What can you do about long-term sickness?

Sometimes an employee is out of action for a while, you need to be prepared

First published on Thursday, Jun 04, 2020

Last updated on Wednesday, Mar 13, 2024

Long-term sickness is one of the most difficult kinds of absence to manage, especially for smaller organisations with smaller teams and less-flexible finances.

Through good management you can reduce long-term sickness absence, support sick employees to return, and ensure fair treatment of your staff. Here’s how.

Causes of long-term sickness absence

Recent research data shows the most common reasons given for long-term sickness absence are:

  • Acute medical conditions, such as cancer or heart problems
  • Stress
  • Musculo-skeletal injuries
  • Mental ill-health
  • Back pain

Many organisations are also reporting illegitimate absence as a common reason for long-term absence (CIPD 2015).

Creating a formal policy on long-term sickness

Having a written policy on absence management demonstrates to employees that you take absence seriously. It also communicates rules to both line managers and staff, and helps ensure all employees are treated equally and fairly.

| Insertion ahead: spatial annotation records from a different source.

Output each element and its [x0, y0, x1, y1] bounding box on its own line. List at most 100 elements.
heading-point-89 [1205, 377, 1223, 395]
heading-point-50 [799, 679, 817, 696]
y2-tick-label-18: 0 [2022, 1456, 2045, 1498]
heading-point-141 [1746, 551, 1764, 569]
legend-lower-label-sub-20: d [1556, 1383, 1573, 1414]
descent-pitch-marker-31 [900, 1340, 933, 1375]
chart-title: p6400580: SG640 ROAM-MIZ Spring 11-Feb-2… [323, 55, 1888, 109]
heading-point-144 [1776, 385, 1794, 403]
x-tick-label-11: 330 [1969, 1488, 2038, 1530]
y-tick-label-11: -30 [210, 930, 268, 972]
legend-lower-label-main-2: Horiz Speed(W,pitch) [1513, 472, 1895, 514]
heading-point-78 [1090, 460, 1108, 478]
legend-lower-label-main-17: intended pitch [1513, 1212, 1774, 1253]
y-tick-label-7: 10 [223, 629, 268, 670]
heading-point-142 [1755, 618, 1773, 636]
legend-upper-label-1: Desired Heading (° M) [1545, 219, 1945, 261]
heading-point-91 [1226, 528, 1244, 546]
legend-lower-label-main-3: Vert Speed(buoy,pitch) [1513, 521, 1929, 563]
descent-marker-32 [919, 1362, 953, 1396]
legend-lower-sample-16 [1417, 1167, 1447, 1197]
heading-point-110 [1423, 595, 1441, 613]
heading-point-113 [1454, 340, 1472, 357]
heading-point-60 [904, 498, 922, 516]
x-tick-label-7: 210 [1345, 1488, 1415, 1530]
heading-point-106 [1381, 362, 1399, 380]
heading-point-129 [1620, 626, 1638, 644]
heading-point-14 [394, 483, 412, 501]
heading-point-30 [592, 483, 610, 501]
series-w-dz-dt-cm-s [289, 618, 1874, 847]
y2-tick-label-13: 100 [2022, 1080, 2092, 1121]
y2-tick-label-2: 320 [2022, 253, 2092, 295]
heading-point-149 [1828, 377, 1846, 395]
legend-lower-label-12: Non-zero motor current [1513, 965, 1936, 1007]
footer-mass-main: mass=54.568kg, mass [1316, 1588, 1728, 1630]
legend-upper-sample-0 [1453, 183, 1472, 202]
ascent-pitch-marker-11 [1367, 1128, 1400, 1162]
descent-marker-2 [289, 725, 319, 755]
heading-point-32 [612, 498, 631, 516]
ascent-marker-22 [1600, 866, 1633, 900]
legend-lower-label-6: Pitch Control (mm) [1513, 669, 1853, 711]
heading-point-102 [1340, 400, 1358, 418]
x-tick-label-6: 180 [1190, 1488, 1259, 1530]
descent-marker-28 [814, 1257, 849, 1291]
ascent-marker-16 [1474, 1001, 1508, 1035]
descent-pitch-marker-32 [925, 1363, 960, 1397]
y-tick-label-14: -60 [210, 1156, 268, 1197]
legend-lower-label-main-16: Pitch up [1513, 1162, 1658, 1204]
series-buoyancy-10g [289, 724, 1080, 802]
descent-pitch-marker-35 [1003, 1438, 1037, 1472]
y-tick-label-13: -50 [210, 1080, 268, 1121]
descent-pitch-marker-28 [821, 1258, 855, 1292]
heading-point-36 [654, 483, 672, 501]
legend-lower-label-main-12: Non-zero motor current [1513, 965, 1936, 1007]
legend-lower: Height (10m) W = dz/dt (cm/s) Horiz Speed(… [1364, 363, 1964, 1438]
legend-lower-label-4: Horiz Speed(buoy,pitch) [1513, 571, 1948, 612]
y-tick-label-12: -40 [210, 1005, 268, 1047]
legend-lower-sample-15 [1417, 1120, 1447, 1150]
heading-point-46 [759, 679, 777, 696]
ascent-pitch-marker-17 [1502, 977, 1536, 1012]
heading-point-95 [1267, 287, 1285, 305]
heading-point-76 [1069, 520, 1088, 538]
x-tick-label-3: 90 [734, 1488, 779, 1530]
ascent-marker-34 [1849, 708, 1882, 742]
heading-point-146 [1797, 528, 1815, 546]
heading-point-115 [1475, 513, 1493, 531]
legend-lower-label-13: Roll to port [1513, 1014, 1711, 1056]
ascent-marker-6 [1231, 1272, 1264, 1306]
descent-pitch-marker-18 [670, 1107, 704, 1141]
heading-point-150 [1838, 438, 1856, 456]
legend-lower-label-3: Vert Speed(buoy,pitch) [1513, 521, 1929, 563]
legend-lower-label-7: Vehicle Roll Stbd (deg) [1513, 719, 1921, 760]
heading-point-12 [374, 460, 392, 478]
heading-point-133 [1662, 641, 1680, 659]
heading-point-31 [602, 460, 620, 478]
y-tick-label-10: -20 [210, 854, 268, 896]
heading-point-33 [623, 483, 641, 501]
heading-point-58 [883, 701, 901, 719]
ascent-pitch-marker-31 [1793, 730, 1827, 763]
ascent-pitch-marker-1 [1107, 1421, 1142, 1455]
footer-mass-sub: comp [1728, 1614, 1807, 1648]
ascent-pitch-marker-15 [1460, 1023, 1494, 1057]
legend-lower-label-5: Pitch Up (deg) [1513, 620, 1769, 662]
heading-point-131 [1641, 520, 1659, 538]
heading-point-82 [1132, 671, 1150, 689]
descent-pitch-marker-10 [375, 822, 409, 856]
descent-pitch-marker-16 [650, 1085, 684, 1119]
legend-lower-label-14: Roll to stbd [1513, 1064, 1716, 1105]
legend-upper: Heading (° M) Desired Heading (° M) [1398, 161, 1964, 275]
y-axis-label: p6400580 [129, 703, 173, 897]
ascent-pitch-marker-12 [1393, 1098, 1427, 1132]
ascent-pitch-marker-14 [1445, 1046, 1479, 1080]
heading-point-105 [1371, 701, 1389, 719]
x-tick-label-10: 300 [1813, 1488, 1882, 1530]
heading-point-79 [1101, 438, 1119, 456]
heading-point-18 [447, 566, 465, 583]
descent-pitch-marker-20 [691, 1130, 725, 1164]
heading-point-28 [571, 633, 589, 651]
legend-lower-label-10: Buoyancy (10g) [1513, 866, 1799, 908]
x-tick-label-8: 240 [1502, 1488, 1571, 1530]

You can include measures specifically for dealing with long-term sickness absence. Popular methods include:

  • Occupational health involvement — OH professionals can assess the employee’s condition and estimate a return date, make recommendations for a successful return, and encourage safe working practices generally. If OH isn’t available, you can ask the employee for permission to contact their GP.
  • Risk assessments — By identifying and reducing workplace risks that may have contributed to the absence, you can reduce the chance of them recurring.
  • Return-to-work interviews — See below.

Your policy should also make clear your arrangements for long-term sickness pay.

Assessing and managing sickness and absence

Your absence policy, particularly OH involvement, can help you assess the duration and seriousness of the sickness absence. It’s important to decide:

  • Will you need cover for the sick employee?
  • Will a full return to work be possible, or will the employee need an adjusted role?
  • Are you required under the Employment Act 2010 to make a reasonable adjustment?
  • Would a phased return help the employee back to work sooner?

You should answer these questions as quickly as possible so you can take appropriate action.

Staying in touch

Employees on long-term sickness absence can feel disconnected from their job and your organisation. It’s a good idea to keep in touch throughout the absence.

Keeping in touch helps you keep up to date with changes to the employee’s condition and return date. You can also keep the employee informed about changes to the workplace and their job.

Supporting the employee’s return to work

When the employee is ready to return, you should carry out a return-to-work interview to:

  • Welcome the employee back
  • Plan a phased return with shorter hours if necessary
  • Bring the employee up to date with workplace changes
  • Schedule training required to bring the employee up to date with changes to their job
  • Discuss any workplace adjustments needed to support the employee’s return

Dismissing long-term sick employees

If you have exhausted every option to facilitate a return to work for the employee, you may have to consider dismissal. It’s essential that your decision to dismiss is fair, because you may need to prove it to an employment tribunal. Make sure you’ve offered to make reasonable adjustments first.